For PostgreSQL and MySQL, more changes are required. That's because these technologies rely on OS mechanisms. A DBA that works with PostgreSQL, MySQL, or modern NoSQL should be “Linux operation engineer” and spin different OS nuts.

Anyone who wants to figure out how to tweak the kernel settings refers to the LWN . The resource is brilliant, minimalistic, contains a lot of useful information, but it is written by kernel developers for kernel developers . What do kernel developers write well? The core, not the article, how to use it. Therefore, I will try to explain everything to you for the developers, and they let the kernel write.

Everything is repeatedly complicated by the fact that initially the development of the Linux kernel and the processing of its stack lagged behind, and in recent years have gone very quickly.
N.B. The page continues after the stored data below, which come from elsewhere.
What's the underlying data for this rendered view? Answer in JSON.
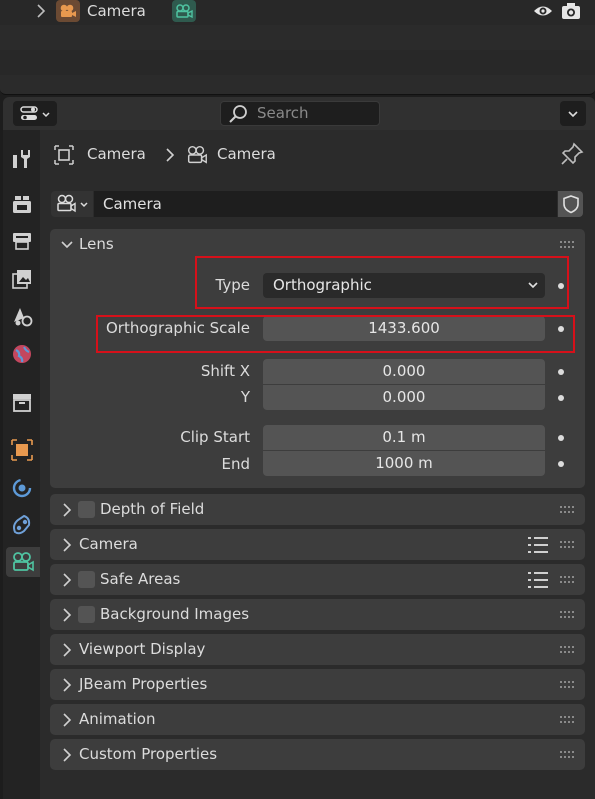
{
  "outliner": {
    "object_name": "Camera"
  },
  "header": {
    "search_placeholder": "Search"
  },
  "breadcrumb": {
    "object": "Camera",
    "data": "Camera"
  },
  "datablock": {
    "name": "Camera"
  },
  "lens": {
    "title": "Lens",
    "type_label": "Type",
    "type_value": "Orthographic",
    "ortho_scale_label": "Orthographic Scale",
    "ortho_scale_value": "1433.600",
    "shift_x_label": "Shift X",
    "shift_x_value": "0.000",
    "shift_y_label": "Y",
    "shift_y_value": "0.000",
    "clip_start_label": "Clip Start",
    "clip_start_value": "0.1 m",
    "clip_end_label": "End",
    "clip_end_value": "1000 m"
  },
  "panels": {
    "depth_of_field": "Depth of Field",
    "camera": "Camera",
    "safe_areas": "Safe Areas",
    "background_images": "Background Images",
    "viewport_display": "Viewport Display",
    "jbeam": "JBeam Properties",
    "animation": "Animation",
    "custom_properties": "Custom Properties"
  },
  "colors": {
    "highlight": "#d6101a",
    "camera_data_green": "#4fc3a1",
    "object_orange": "#e8994f"
  }
}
Neither hardware nor developers are keeping pace with articles.

Typical database

Let's start with PostgreSQL examples — here is buffered I / O. It has a spiced memory, which is distributed in the User space from the point of view of the OS, and has the same cache in the kernel cache in the Kernel space .

The main task of the modern database :

raise to memory page from the disk;
when a change occurs, mark the pages as dirty;
write to Write-Ahead Log;
after that, synchronize the memory so that it is consistent with the disk.

In a PostgreSQL situation, this is a constant round trip: from the spherical memory that PostgreSQL manages to the Page Cache of the kernel, and then to disk through the entire Linux stack. If you use a database on a file system, it will work with this algorithm with any UNIX-like system and with any database. There are differences, but insignificant.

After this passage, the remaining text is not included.